Selasa, 30 Maret 2010

Untuk Dia yang Entah Dimana

Oleh : M. Ilyas

Kala itu 4 Maret 2002. Semuanya begitu cepat terjadi dan menyentak. Ya, di sanalah salah satu episode kehidupanku yang mungkin akan terus dikenang sampai maut menjemput. Bagaimana tidak, di antara percaya dan tidak, ternyata saya harus mendekam di dalam sel tahanan. Sungguh, sebuah garis hidup yang tak pernah terlintas di benakku. Pasalnya sederhana saja, saya bukanlah teroris seperti yang mereka gariskan. Saya bukanlah pembuat onar seperti yang mereka minorkan, dan saya bukanlah penjahat yang layak dihujat. Dan saya bukanlah penjagal kakap yang harus ditangkap. Asal tahu saja, menyembelih ayam pun saya belum pernah!!
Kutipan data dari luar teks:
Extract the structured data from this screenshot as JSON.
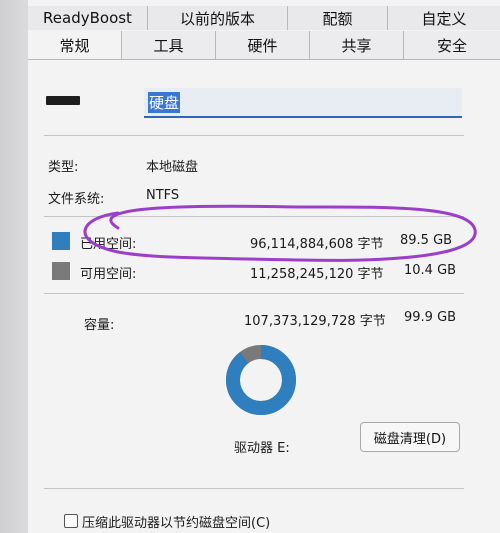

Kendati demikian, bukan itu yang layak kukenang. Tapi, Allah hadirkan di tengah-tengah kami sosok setengah baya. Dugaanku ia berusia 40 tahunan. Perawakannya tegap, wajahnya teduh, janggutnya melebat, dibungkus jubah yang tak pernah lepas dari raganya. Ia sangat santun, lembut, kerap melempar senyum, dan jauh dari kesan garang, apalagi kejam dan sadis. Tahukah Anda? Kata mereka yang tengah tertawa terbahak-bahak seperti setan di luar sel sana, sosok santun itu adalah teroris berbahaya!! Dagelan yang tak lucu.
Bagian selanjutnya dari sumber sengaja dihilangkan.